Lambert offers no answers as to why his team continually finds ways to lose games. All he keeps saying is that they have to play better.
Firing Lambert will not make the Islanders a Stanley Cup contender again, but at least the new head coach will have them playing the right way and with energy again. A jolt could be just what’s needed for the underachieving players.
This is what we call desperate times, calling for desperate measures.
One reason is that it seems like the players are not listening to Lambert anymore. Once that happens, it becomes a lost cause for the head coach. They can say all the right things about Lambert, but their play tells a different story. The type that gets the attention of Islanders owners Jon Ledecky and Scott Malkin. Ownership has to know the fans are unhappy with their team. How could they not? There were chants of Fire Lamoriello and Fire Lambert recently at UBS Arena.
The bottom line is obvious: not a single player is playing well, and that includes Mathew Barzal, Bo Horvat, Brock Nelson, Anders Lee, Jean-Gabriel Pageau, Pierre Engvall, Casey Cizikas, Noah Dobson, Alexander Romanov, and Kyle Palmieri. Just as bad is that younger players–Oliver Wahlstrom, Sebastian Aho, and Samuel Bolduc–have failed to develop.

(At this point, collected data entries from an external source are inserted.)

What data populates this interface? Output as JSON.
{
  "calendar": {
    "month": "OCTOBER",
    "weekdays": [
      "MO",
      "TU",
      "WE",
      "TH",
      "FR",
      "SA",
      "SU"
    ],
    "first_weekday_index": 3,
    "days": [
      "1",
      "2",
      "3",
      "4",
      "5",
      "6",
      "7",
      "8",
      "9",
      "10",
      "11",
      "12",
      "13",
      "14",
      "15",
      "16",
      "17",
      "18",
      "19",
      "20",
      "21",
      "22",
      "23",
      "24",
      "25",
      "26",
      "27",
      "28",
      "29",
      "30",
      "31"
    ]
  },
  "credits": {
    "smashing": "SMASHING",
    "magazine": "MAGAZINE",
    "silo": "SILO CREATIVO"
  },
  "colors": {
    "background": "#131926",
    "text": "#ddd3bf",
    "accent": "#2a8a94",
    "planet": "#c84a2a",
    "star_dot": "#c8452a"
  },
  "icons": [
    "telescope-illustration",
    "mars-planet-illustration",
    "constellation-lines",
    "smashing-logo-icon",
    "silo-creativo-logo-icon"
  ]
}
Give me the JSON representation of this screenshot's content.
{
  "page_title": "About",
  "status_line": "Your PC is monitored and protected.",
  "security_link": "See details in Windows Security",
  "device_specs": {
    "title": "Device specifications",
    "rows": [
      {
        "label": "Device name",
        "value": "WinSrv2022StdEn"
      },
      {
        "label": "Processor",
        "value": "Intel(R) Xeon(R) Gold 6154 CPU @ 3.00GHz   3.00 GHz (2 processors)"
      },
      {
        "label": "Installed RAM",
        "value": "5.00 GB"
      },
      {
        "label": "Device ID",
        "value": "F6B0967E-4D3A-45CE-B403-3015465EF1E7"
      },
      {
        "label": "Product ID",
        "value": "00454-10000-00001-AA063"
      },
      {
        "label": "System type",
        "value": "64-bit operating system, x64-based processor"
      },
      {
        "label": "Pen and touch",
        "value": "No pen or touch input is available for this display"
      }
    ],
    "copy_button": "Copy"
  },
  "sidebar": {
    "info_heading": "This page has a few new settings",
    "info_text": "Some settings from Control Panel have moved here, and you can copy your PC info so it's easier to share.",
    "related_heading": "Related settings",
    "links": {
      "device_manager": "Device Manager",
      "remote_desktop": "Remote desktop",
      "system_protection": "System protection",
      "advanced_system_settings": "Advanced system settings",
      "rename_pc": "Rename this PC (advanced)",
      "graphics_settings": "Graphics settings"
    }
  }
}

As the saying goes, you can’t fire the players, so the head coach tends to be sacrificed. The best that the new head coach can do is provide organization and leadership for the struggling players. That would be an improvement from what we’ve seen.
The 8-7-6 Islanders (22 points) play the Carolina Hurricanes tonight. NYI trails the second-place Hurricanes by only four points in the Metropolitan Division. That means something important: as bad as the Islanders have played, they are not far off. But to gain momentum, yhey can’t keep on “getting by.”
If this team doesn’t improve this week (Hurricanes tonight, Panthers on Saturday), I say it’s time to hire a new coach. Otherwise, there’s a good chance this season will turn into a lost cause.